Jika ajaran Gereja tentang bunuh diri dan sikap pastoral Gereja sudah sedemikian jelas, mengapa masih ada perbedaan sikap petugas pastoral di lapangan?

Perbedaan seperti itu sangat mungkin terjadi karena kurang sosialisasi perubahan sikap pastoral Gereja yang tercermin dalam perubahan Hukum Gereja seperti dikemukakan sebelumnya. Jika terjadi pada para pastor, mungkin karena pendidikan di seminari tinggi, penjelasan tentang KHK Kan 1183-1185 dan KGK 2282 belum pernah dibahas atau dijelaskan. Maka, sikap pastoral para pastor hanya mengikuti tradisi lama.

Kiranya perlu juga mensosialisasikan ajaran Gereja ini kepada umat, terutama para pemuka umat agar dapat menjadi perwujudan konkrit belas kasih Allah, terutama keluarga yang ditinggalkan. Seringkali para pemuka umat bersikap lebih keras dan lebih “kejam” daripada para gembala, karena mereka merasa sudah senior dan lebih tahu kebiasaan dalam Gereja.

Pelayanan pastoral apa yang boleh diberikan kepada korban?

Pelayanan pastoral untuk orang yang bunuh diri tak bisa dilepaskan dari konteks, yaitu lingkungan umat di mana dia hidup dan berada. Pelayanan kepada mereka dapat dimaknai oleh umat sebagai cermin pandangan Gereja terhadap kasus bunuh diri. Ada nilai pedagogi umat yang selalu harus diikutsertakan dalam pertimbangan memberikan pelayanan pastoral.

Demi mencegah memberi batu sandungan bagi umat yang lemah, seolah tindakan bunuh diri itu diterima oleh Gereja dan baik-baik saja, menurut saya, tetap diperlukan perbedaan dalam pelayanan pastoral kepada orang yang bunuh diri. Perbedaan itu diperlukan untuk mendidik agar umat juga belajar bahwa bagaimanapun peliknya situasi hidup seseorang, tindakan bunuh diri tetap bukanlah jalan keluar yang direstui Gereja.

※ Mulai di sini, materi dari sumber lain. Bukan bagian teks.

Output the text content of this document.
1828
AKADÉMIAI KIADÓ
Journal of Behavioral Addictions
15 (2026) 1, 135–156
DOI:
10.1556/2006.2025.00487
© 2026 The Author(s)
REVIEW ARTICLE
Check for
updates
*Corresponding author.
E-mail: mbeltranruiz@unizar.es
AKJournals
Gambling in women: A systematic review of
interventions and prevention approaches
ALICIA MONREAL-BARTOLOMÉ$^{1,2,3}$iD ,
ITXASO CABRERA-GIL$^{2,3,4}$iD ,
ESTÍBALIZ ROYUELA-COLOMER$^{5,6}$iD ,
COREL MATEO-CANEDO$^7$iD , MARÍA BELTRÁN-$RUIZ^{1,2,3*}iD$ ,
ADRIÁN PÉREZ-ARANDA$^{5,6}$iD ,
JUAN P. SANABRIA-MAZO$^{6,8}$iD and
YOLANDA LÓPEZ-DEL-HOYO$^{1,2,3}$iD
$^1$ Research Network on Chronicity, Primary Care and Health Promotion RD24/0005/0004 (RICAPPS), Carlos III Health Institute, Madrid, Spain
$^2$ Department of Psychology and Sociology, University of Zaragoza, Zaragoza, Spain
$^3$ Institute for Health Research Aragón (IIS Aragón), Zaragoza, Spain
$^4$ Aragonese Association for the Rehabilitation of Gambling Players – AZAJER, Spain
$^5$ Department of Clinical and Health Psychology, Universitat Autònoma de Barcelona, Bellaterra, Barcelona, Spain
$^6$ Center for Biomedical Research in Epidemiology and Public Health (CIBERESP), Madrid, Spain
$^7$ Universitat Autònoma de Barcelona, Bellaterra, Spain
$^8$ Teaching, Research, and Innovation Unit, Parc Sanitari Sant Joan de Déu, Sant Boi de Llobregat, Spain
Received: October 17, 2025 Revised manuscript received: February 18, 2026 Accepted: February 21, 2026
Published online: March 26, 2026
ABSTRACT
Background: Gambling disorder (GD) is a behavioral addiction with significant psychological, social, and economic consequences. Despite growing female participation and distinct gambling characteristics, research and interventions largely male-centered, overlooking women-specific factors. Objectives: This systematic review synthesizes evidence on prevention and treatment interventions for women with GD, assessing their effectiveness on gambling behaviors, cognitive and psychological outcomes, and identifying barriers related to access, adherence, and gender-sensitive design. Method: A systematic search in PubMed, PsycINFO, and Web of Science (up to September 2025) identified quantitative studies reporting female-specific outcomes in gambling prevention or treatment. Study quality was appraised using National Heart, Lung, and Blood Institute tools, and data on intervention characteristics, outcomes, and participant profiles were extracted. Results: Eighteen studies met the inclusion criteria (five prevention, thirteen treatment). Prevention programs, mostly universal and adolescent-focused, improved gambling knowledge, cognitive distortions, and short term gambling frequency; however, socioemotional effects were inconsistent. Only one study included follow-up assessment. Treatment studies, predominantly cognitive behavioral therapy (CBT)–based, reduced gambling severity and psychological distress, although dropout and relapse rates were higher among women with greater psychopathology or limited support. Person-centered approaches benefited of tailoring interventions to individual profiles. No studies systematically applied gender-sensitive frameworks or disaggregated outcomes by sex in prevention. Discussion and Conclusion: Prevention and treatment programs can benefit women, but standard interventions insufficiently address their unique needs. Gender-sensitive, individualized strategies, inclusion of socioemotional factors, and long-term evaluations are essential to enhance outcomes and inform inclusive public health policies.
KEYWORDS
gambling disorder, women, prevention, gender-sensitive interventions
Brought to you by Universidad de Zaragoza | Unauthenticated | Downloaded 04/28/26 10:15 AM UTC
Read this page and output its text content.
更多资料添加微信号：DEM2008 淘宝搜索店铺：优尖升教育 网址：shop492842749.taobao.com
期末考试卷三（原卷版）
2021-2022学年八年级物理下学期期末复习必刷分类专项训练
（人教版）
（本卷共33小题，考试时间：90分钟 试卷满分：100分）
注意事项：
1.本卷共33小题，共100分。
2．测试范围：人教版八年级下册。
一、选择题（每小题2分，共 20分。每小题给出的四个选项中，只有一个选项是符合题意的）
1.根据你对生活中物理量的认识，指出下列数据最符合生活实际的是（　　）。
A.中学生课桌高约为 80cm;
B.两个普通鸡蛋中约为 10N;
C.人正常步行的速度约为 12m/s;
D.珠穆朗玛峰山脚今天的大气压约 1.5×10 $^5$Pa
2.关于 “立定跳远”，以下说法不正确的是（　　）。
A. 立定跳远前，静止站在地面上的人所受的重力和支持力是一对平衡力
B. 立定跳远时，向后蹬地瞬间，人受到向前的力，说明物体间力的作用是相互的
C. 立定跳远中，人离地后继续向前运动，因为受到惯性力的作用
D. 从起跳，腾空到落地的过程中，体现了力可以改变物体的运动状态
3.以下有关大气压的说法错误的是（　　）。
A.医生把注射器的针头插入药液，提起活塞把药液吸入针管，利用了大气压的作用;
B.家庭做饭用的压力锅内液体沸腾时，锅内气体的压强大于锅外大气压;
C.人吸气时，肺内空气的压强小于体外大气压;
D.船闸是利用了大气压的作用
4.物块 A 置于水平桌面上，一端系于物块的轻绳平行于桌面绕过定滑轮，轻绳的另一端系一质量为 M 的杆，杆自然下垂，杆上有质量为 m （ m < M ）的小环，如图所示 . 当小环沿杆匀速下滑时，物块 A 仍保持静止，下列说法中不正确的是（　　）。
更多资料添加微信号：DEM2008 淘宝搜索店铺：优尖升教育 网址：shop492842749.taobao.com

Jadi, jika menurut Ordinarius Wilayah, sebuah kasus bunuh diri adalah benar-benar merupakan secara subyektif kasus bunuh diri atau penolakan iman Kristiani, maka pemberian pemakaman gerejawi dan Misa pemakaman sungguh-sungguh dilarang (KHK Kan 1185).

Selama upacara pemakaman gerejawi, baik juga bahwa imam tetap hadir sebagai tanda solidaritas, dukungan, dan penghiburan bagi keluarga yang berduka. Situasi itu akan memberi pengajaran bagi umat bahwa Gereja berbelaskasih dan solider dengan keluarga yang ditinggalkan tapi tetap tegas menolak bunuh diri.

Apakah umat bisa atau boleh mempersembahkan intensi Misa untuk korban?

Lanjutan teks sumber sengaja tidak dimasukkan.